Real triathlons never allowed drafting on the bike. This "innovation" came not from the athletes but from a bureaucrat named Les MacDonald; at the time of the first olympic triathlon, he had power in the sport and insisted the olympic race be a draft-legal race (or as the triathletes described it scornfully, a "draft-a-thon"). Incidentally, he also planned to have floats in the middle of the water that the swimmers had to climb onto and run across before diving back into the water; fortunately, that one got over-ruled(!).
As to why drafting ruined the sport: in non-drafting races, there is a lot of drama as people with different strengths can battle it out; one person is a strong swimmer and runner, another is a strong cyclist and runner, etc... By contrast, in a draft-a-thon, there is no reason to bike hard, as you will just pull a lot of wheel-suckers behind you, who will then be able to start the run on fresher legs. Therefore, the bike leg is a boring not-particularly-fast group ride; and this, in turn, makes the swim fairly unimportant and boring (as long as a swimmer is good enough to come out of the water with the big pack, there's no reason to swim faster; although a really slow swimmer misses the draft pack on the bike, so likely has no chance in the race).
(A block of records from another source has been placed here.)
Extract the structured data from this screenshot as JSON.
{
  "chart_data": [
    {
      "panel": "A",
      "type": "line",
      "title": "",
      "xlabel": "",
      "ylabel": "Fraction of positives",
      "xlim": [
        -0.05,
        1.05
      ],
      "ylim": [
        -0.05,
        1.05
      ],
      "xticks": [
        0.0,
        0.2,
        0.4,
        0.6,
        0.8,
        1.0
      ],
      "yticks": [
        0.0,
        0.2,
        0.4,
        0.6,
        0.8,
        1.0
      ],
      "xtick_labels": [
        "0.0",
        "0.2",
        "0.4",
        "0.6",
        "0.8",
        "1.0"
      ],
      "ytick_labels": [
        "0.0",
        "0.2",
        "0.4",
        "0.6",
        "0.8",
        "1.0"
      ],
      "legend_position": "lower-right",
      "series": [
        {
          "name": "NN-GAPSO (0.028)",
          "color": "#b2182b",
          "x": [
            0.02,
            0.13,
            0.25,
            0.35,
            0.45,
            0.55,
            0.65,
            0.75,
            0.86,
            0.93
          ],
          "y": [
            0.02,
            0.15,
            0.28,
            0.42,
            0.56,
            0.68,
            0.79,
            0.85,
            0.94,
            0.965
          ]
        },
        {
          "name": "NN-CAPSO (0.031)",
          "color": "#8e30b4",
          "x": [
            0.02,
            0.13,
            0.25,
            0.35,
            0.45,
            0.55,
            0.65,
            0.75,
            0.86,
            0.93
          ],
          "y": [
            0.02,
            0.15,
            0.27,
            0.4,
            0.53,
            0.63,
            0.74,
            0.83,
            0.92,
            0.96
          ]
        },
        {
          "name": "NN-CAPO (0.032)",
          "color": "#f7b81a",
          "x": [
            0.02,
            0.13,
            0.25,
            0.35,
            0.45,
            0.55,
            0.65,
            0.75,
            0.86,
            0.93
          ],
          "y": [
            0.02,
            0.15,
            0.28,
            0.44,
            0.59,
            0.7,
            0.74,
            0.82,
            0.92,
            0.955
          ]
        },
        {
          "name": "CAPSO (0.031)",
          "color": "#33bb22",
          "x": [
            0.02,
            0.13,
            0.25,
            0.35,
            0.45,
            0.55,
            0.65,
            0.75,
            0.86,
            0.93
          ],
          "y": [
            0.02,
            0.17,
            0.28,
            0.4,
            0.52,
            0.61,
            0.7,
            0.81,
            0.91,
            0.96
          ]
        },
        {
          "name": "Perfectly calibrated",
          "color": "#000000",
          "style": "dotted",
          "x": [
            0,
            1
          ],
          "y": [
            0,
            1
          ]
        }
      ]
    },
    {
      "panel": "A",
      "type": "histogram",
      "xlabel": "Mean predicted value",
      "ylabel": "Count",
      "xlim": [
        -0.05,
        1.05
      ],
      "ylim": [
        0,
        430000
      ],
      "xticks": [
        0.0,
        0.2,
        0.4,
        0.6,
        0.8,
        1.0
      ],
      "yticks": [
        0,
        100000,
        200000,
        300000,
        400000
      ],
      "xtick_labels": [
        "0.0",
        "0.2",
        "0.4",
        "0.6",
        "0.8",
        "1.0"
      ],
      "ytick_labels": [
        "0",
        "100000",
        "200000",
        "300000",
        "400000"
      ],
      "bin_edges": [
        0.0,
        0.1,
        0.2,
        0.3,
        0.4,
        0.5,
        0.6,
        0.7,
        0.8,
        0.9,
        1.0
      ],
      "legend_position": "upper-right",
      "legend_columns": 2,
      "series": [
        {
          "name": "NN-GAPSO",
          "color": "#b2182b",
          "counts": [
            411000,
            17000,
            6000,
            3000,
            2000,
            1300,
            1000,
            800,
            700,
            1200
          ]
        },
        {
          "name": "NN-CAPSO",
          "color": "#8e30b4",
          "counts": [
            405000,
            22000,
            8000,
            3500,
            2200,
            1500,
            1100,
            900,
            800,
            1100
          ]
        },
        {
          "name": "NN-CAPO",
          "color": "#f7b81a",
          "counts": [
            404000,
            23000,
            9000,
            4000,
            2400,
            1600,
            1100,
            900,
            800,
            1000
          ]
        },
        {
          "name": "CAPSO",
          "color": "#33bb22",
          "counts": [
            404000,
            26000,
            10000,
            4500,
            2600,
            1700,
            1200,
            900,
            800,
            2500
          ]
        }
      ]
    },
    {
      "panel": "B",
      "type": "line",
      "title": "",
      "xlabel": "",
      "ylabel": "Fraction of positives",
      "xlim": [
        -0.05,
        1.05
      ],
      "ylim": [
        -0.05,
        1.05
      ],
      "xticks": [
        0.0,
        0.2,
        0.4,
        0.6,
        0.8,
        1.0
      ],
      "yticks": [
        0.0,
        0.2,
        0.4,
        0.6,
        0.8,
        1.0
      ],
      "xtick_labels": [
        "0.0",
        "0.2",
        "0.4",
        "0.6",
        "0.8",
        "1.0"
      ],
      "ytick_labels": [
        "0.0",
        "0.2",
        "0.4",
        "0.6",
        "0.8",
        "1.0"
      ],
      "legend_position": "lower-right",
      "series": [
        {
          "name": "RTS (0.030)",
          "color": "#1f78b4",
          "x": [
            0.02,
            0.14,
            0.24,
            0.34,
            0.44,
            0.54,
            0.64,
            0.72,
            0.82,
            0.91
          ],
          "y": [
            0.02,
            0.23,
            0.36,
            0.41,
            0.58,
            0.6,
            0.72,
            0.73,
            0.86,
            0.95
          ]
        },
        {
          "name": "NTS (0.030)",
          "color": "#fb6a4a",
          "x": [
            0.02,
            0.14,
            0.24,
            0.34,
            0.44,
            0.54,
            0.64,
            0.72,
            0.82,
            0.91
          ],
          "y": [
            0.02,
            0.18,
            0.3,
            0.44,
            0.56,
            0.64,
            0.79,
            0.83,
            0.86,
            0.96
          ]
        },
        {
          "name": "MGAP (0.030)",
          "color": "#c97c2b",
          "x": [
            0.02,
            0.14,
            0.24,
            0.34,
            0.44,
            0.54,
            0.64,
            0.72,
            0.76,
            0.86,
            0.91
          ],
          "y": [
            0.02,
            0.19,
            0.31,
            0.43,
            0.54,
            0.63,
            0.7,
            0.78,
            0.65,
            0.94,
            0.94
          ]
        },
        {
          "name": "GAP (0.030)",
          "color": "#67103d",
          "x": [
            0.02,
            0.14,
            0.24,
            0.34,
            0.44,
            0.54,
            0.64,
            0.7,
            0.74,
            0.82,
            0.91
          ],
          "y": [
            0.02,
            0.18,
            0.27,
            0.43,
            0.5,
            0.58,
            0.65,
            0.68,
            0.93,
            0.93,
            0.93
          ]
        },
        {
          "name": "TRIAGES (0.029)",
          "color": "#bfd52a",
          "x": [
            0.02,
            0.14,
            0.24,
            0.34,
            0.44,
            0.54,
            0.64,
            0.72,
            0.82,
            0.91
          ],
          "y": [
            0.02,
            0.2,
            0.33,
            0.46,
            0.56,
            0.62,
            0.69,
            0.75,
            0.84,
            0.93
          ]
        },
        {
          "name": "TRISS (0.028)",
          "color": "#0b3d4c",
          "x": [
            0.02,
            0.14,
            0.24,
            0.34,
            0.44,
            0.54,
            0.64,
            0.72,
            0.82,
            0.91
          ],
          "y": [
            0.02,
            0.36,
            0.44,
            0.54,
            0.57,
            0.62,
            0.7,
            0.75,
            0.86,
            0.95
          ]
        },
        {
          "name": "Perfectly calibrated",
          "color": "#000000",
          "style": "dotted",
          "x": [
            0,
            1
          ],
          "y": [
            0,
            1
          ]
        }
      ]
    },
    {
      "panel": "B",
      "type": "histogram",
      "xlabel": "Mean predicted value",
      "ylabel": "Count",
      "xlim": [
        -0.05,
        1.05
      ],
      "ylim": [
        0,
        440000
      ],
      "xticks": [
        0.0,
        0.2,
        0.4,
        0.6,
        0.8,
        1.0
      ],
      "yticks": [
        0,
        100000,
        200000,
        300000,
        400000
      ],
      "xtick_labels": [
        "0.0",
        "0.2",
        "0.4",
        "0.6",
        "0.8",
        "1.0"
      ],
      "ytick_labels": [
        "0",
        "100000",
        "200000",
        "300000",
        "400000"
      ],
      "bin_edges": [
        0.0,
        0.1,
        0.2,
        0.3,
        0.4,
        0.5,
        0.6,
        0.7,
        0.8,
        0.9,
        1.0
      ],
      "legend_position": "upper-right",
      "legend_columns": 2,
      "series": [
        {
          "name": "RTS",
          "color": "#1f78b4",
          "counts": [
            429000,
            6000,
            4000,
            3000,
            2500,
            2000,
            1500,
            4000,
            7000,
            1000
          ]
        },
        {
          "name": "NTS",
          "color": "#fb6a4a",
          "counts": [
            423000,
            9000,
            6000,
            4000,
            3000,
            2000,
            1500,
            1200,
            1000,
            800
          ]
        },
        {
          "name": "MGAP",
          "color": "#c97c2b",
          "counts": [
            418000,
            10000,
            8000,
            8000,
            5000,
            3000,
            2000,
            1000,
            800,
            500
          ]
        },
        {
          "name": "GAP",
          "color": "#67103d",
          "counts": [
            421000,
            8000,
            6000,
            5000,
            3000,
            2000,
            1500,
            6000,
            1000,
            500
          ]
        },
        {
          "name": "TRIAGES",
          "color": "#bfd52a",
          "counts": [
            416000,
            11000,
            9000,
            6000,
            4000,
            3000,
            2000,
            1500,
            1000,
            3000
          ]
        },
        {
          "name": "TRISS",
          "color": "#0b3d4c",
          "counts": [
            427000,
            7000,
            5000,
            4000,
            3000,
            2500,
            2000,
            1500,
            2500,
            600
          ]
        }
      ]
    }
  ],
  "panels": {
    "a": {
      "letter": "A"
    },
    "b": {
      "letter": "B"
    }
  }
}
Finally, everyone in the big pack gets off the bike at nearly the same time and, to their credit, the triathletes run pretty hard. But, of course, they are not as fast as *really* good runners would be.
The result is a race where nothing much of interest happens until the run, when a bunch of pretty good runners also start out at about the same time. This is so much less interesting for the athletes and for the spectators than is a real triathlon -- and that's why triathletes oppose drafting.